The FCA has today proposed a ban on contingent charging for pension transfer advice. In a raft of pensions related publications, the consultation proposing the ban has been issued alongside a policy statement on the longstanding retirement outcomes review and a feedback statement on competition in workplace pensions.
Contingent charging in this context is where the advisory fee (usually a percentage of fund value) is dependent on the client accepting a recommendation to transfer. The FCA is therefore concerned that this can lead to unsuitable advice.
CP19/25 - Pension transfer advice : contingent charging and other proposed changes makes the following proposals:
- To ban contingent charging for defined benefit transfers and conversions except for specific groups of consumers with identifiable circumstances. For example, those in poor health or under threat of losing their home.

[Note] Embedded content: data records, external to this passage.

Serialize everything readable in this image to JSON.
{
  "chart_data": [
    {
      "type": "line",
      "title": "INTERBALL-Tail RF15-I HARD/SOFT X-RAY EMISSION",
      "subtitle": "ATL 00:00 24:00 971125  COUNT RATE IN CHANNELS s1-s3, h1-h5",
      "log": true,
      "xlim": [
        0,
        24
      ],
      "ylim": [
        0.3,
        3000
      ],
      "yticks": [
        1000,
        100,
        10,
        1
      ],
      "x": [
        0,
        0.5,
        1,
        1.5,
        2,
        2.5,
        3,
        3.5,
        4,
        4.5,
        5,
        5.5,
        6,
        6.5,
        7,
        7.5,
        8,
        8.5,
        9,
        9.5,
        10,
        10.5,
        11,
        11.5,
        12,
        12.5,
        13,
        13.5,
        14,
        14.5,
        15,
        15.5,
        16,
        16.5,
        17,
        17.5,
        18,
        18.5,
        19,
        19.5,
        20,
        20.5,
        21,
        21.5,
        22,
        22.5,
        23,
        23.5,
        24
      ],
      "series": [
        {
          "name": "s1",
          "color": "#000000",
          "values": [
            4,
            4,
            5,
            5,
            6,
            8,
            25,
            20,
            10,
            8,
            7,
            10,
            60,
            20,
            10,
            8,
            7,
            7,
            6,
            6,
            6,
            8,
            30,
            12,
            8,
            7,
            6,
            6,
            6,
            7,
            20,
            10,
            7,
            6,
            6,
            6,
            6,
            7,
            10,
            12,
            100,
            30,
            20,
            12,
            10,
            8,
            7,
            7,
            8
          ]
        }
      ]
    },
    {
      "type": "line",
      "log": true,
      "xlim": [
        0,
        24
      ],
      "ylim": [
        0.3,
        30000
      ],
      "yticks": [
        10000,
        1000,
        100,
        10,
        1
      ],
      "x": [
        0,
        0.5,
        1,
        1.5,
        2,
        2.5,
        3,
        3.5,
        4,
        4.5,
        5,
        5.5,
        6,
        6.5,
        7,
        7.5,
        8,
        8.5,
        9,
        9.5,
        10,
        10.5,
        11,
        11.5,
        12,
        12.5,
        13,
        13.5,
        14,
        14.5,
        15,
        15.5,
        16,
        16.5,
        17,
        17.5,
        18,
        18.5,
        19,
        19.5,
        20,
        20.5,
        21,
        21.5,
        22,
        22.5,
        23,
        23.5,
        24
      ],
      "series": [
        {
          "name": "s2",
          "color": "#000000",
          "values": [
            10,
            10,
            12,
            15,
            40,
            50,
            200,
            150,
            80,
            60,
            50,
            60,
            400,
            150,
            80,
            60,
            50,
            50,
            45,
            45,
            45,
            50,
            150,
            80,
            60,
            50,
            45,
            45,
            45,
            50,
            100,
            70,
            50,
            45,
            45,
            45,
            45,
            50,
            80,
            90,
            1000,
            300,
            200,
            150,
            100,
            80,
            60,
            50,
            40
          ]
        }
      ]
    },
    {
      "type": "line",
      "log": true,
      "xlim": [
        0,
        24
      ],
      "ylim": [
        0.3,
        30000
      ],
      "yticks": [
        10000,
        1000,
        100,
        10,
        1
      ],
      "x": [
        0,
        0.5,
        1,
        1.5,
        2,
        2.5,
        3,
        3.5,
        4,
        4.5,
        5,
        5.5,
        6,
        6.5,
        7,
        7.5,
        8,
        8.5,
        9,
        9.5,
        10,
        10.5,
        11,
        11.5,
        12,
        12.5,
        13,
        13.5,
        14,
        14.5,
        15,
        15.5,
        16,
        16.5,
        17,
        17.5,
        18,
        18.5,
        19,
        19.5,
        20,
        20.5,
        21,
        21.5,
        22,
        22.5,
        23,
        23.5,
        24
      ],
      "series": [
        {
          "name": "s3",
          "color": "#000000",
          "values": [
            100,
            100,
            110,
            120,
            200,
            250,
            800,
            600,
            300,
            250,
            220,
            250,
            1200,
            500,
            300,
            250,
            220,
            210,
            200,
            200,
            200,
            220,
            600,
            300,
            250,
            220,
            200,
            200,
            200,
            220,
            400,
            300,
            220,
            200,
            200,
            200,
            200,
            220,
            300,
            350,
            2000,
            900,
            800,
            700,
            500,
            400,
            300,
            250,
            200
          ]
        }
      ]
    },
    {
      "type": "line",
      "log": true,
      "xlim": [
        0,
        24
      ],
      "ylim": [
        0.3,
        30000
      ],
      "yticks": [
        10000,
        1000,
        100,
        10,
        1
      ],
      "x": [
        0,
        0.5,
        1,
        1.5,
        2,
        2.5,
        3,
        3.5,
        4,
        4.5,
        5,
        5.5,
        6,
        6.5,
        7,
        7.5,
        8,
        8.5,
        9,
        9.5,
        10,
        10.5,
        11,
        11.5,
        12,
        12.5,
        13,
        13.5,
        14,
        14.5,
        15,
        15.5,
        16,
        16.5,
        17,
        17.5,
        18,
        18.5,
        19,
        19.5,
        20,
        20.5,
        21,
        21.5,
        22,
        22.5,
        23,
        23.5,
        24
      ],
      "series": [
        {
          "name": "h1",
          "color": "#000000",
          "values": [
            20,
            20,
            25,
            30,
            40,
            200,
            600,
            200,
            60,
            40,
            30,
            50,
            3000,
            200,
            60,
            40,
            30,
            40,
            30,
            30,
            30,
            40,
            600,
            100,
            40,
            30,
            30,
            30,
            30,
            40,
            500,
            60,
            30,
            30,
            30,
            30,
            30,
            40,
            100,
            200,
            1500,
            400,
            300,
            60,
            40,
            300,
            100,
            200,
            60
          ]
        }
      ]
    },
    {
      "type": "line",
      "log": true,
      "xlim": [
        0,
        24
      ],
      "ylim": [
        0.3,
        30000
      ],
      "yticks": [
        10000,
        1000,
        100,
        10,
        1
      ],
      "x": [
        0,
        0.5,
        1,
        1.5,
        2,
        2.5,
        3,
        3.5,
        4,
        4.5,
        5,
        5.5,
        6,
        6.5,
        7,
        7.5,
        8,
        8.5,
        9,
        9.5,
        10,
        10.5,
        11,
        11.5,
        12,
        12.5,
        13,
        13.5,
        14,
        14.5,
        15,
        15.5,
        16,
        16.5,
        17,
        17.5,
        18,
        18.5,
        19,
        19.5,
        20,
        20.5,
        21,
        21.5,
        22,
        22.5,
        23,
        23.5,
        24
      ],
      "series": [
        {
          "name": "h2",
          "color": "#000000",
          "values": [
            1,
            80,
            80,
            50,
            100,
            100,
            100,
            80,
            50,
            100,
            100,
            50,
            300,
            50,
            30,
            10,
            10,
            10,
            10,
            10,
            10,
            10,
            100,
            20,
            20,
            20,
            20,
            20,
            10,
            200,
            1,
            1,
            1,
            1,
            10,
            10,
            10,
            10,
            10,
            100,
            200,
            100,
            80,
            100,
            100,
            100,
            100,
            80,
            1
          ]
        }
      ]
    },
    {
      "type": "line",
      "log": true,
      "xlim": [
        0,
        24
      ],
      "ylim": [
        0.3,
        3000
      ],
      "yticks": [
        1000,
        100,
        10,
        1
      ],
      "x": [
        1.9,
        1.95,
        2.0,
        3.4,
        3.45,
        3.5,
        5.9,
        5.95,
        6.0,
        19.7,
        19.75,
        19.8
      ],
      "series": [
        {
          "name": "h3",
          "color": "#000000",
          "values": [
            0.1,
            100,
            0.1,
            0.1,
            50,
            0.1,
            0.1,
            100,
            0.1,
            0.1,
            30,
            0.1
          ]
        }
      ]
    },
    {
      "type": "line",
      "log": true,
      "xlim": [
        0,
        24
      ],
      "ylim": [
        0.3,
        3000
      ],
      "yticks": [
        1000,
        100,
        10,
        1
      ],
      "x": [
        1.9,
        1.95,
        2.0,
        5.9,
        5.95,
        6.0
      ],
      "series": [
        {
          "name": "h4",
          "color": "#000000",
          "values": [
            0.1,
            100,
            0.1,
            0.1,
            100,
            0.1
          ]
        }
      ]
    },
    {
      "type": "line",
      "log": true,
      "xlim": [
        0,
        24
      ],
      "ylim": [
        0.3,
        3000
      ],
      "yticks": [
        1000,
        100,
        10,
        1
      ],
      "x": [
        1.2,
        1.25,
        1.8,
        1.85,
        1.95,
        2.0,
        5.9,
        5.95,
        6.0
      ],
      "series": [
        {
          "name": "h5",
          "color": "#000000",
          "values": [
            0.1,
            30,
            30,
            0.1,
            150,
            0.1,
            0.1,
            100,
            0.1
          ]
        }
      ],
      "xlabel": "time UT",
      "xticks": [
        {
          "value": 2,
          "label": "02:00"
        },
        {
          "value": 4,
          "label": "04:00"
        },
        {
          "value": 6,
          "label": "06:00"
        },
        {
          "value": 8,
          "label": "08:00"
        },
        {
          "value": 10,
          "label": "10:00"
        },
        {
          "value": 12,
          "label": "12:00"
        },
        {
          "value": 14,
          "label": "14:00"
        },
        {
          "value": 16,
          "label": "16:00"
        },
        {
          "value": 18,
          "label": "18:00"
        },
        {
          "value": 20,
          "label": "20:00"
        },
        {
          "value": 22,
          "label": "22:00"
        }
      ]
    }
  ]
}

- To strengthen existing requirements that an available workplace pension should be considered as a receiving scheme in the advice process.
- To improve consumer engagement by improving disclosure of advice charges before the advice process starts and advice and product charge disclosures in suitability reports.
- To introduce a 15 hour CPD requirement for pension transfer specialists on top of any other CPD that they are required to undertake.
- To extend data collection on firms including details of PI insurance cover excesses and exclusions.
- To stop the use of decision trees and 'traffic-light' questionnaires during triage processes.
The consultation closes on 30 October 2019 with finalised rules expected to be issued in the first quarter of 2020.
We will be issuing further comment and guidance on CP19/25, as well as the accompanying papers on workplace pensions and the retirement outcomes review, in the near future.